Summary: | 摘 要
過去對於保險資料的研究多採用傳統統計方法,然而保險公司龐大資料庫中蘊含的寶貴資訊可能因此被遺漏。
本研究目的是將資料採礦的技術應用到保險公司資料庫中的高雄縣市保戶保單貸款資料上,研究保戶利用保單貸款的行為,做為保險公司日後推行保單貸款的參考。
從整理過後的資料中,用不同抽樣方法抽出不同樣本大小以及不同是否貸款比例的樣本,將連續變數做轉換後,建立決策樹和類神經模型,透過統計上的變異數分析,討論四個因子對預測結果好壞的影響。選出最好組合的樣本大小、是否貸款比例(已貸款:尚未貸款)、抽樣方法、以及建立的模型。
最後將此最佳組合建立的C4.5決策樹轉換成規則,並探討其中正確率較高的幾項,作為給保險公司的參考。
=== Abstract
In the past, the analysis of insurance data is usually conducted with traditional statistical methods, however a large amount of valuable information hidden might be left undiscovered.
The purpose of this research is to apply data mining techniques to customer policy data taken from one of insurance company’s database in Kaoshuing city and county to study the behavior of customers taking loans against their policies as a reference for insurance company in promoting policy in the future.

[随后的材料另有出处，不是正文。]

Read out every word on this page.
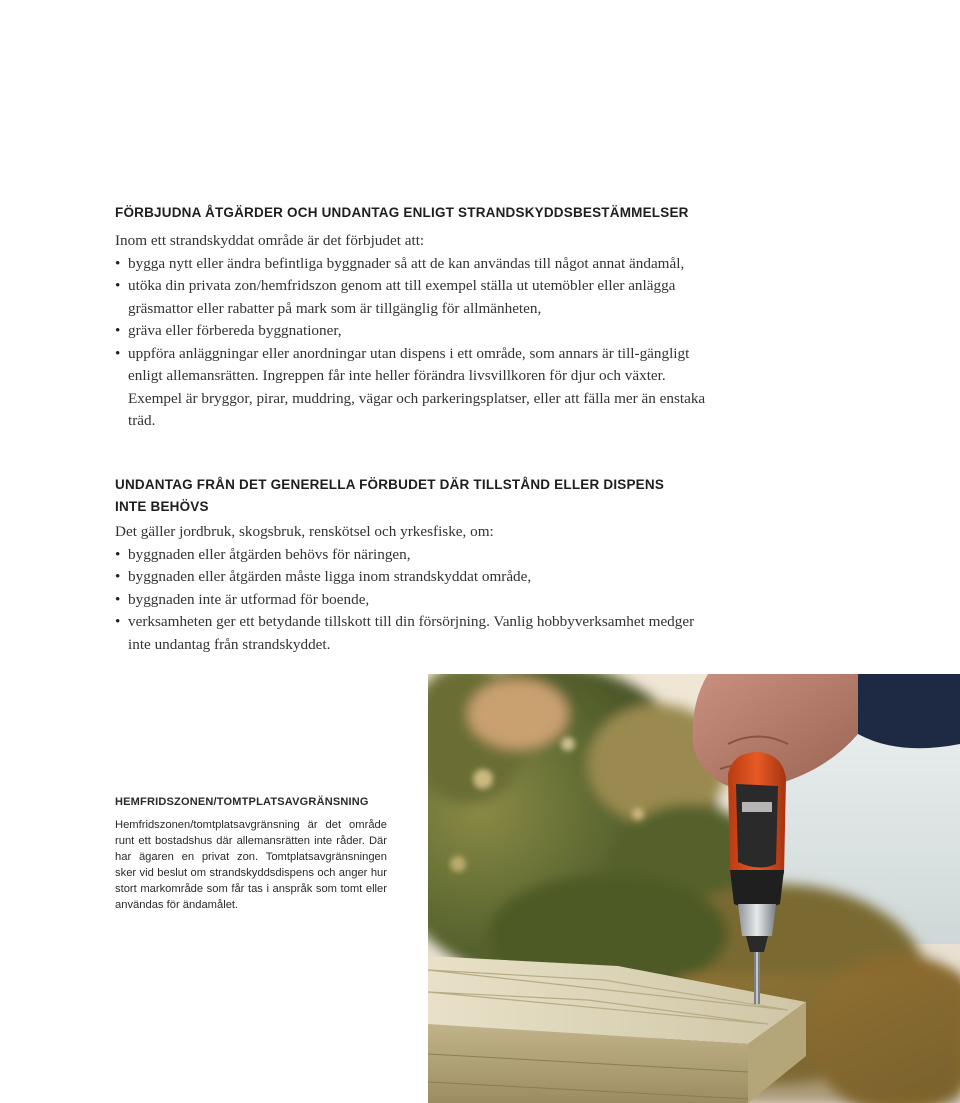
FÖRBJUDNA ÅTGÄRDER OCH UNDANTAG ENLIGT STRANDSKYDDSBESTÄMMELSER

Inom ett strandskyddat område är det förbjudet att:

• bygga nytt eller ändra befintliga byggnader så att de kan användas till något annat ändamål,
• utöka din privata zon/hemfridszon genom att till exempel ställa ut utemöbler eller anlägga gräsmattor eller rabatter på mark som är tillgänglig för allmänheten,
• gräva eller förbereda byggnationer,
• uppföra anläggningar eller anordningar utan dispens i ett område, som annars är till-gängligt enligt allemansrätten. Ingreppen får inte heller förändra livsvillkoren för djur och växter. Exempel är bryggor, pirar, muddring, vägar och parkeringsplatser, eller att fälla mer än enstaka träd.
UNDANTAG FRÅN DET GENERELLA FÖRBUDET DÄR TILLSTÅND ELLER DISPENS
INTE BEHÖVS

Det gäller jordbruk, skogsbruk, renskötsel och yrkesfiske, om:

• byggnaden eller åtgärden behövs för näringen,
• byggnaden eller åtgärden måste ligga inom strandskyddat område,
• byggnaden inte är utformad för boende,
• verksamheten ger ett betydande tillskott till din försörjning. Vanlig hobbyverksamhet medger inte undantag från strandskyddet.
HEMFRIDSZONEN/TOMTPLATSAVGRÄNSNING

Hemfridszonen/tomtplatsavgränsning är det område runt ett bostadshus där allemansrätten inte råder. Där har ägaren en privat zon. Tomtplatsavgränsningen sker vid beslut om strandskyddsdispens och anger hur stort markområde som får tas i anspråk som tomt eller användas för ändamålet.
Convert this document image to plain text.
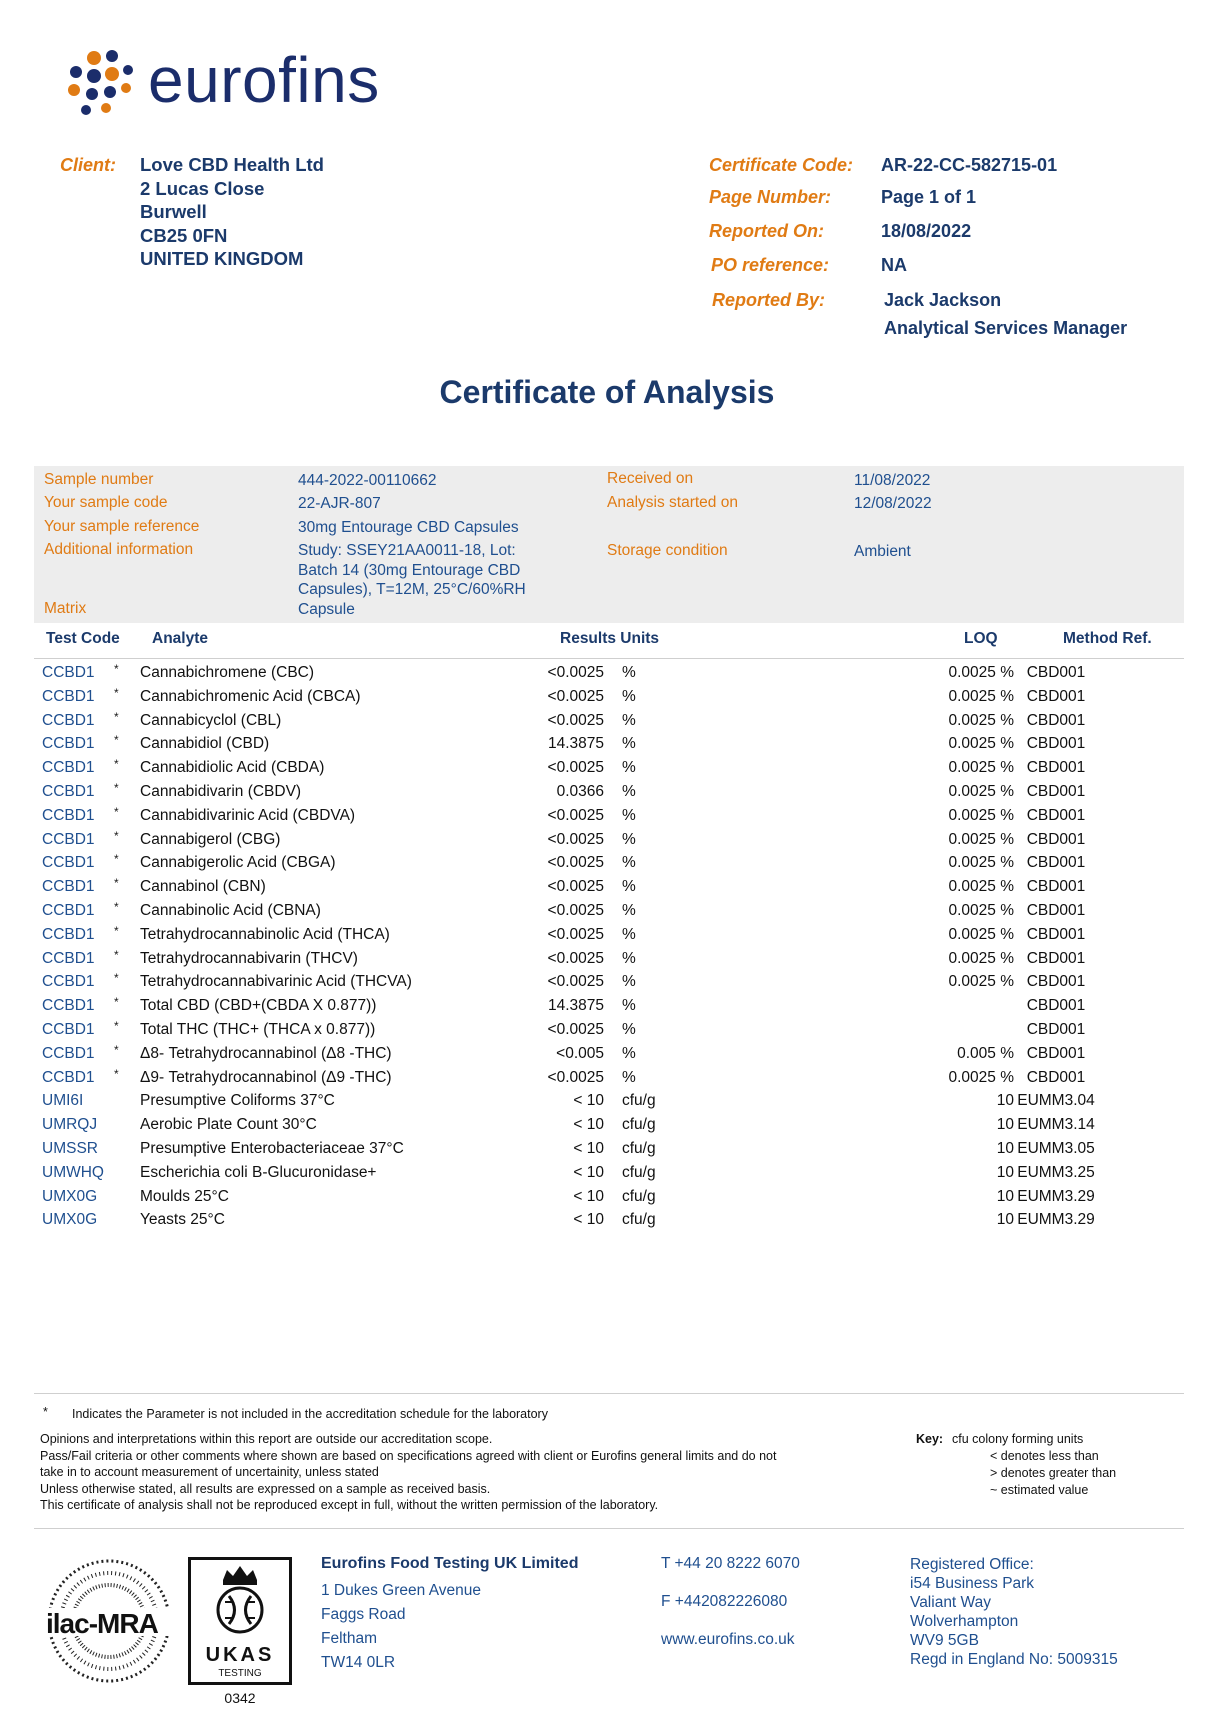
eurofins
Client: Love CBD Health Ltd
2 Lucas Close
Burwell
CB25 0FN
UNITED KINGDOM
Certificate Code: AR-22-CC-582715-01
Page Number:	Page 1 of 1
Reported On:	18/08/2022
PO reference:	NA
Reported By:	Jack Jackson
Analytical Services Manager
Certificate of Analysis
Sample number	444-2022-00110662
Your sample code	22-AJR-807
Your sample reference	30mg Entourage CBD Capsules
Additional information	Study: SSEY21AA0011-18, Lot:
Batch 14 (30mg Entourage CBD
Capsules), T=12M, 25°C/60%RH
Matrix	Capsule
Received on	11/08/2022
Analysis started on	12/08/2022
Storage condition	Ambient
Test Code Analyte	Results Units	LOQ	Method Ref.
CCBD1 * Cannabichromene (CBC)	<0.0025 %	0.0025 % CBD001
CCBD1 * Cannabichromenic Acid (CBCA)	<0.0025 %	0.0025 % CBD001
CCBD1 * Cannabicyclol (CBL)	<0.0025 %	0.0025 % CBD001
CCBD1 * Cannabidiol (CBD)	14.3875 %	0.0025 % CBD001
CCBD1 * Cannabidiolic Acid (CBDA)	<0.0025 %	0.0025 % CBD001
CCBD1 * Cannabidivarin (CBDV)	0.0366 %	0.0025 % CBD001
CCBD1 * Cannabidivarinic Acid (CBDVA)	<0.0025 %	0.0025 % CBD001
CCBD1 * Cannabigerol (CBG)	<0.0025 %	0.0025 % CBD001
CCBD1 * Cannabigerolic Acid (CBGA)	<0.0025 %	0.0025 % CBD001
CCBD1 * Cannabinol (CBN)	<0.0025 %	0.0025 % CBD001
CCBD1 * Cannabinolic Acid (CBNA)	<0.0025 %	0.0025 % CBD001
CCBD1 * Tetrahydrocannabinolic Acid (THCA)	<0.0025 %	0.0025 % CBD001
CCBD1 * Tetrahydrocannabivarin (THCV)	<0.0025 %	0.0025 % CBD001
CCBD1 * Tetrahydrocannabivarinic Acid (THCVA)	<0.0025 %	0.0025 % CBD001
CCBD1 * Total CBD (CBD+(CBDA X 0.877))	14.3875 %	CBD001
CCBD1 * Total THC (THC+ (THCA x 0.877))	<0.0025 %	CBD001
CCBD1 * Δ8- Tetrahydrocannabinol (Δ8 -THC)	<0.005 %	0.005 % CBD001
CCBD1 * Δ9- Tetrahydrocannabinol (Δ9 -THC)	<0.0025 %	0.0025 % CBD001
UMI6I	Presumptive Coliforms 37°C	< 10 cfu/g	10 EUMM3.04
UMRQJ	Aerobic Plate Count 30°C	< 10 cfu/g	10 EUMM3.14
UMSSR	Presumptive Enterobacteriaceae 37°C	< 10 cfu/g	10 EUMM3.05
UMWHQ Escherichia coli B-Glucuronidase+	< 10 cfu/g	10 EUMM3.25
UMX0G	Moulds 25°C	< 10 cfu/g	10 EUMM3.29
UMX0G	Yeasts 25°C	< 10 cfu/g	10 EUMM3.29
* Indicates the Parameter is not included in the accreditation schedule for the laboratory
Opinions and interpretations within this report are outside our accreditation scope.
Pass/Fail criteria or other comments where shown are based on specifications agreed with client or Eurofins general limits and do not
take in to account measurement of uncertainity, unless stated
Unless otherwise stated, all results are expressed on a sample as received basis.
This certificate of analysis shall not be reproduced except in full, without the written permission of the laboratory.
Key: cfu colony forming units
< denotes less than
> denotes greater than
~ estimated value
ilac-MRA
UKAS
TESTING
0342
Eurofins Food Testing UK Limited
1 Dukes Green Avenue
Faggs Road
Feltham
TW14 0LR
T +44 20 8222 6070
F +442082226080
www.eurofins.co.uk
Registered Office:
i54 Business Park
Valiant Way
Wolverhampton
WV9 5GB
Regd in England No: 5009315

From the cleansed data, we sample policies of different sizes and percentage of policies with loans by different sampling methods, decision trees and neural network models, then through the significant interactions of ANOVA, discuss how the results being influenced by the four factors. We then choose the best model that manifests factors affecting customer’s behavior in taking out the loan thus providing insurance company a vital information in targeting its customers group.
|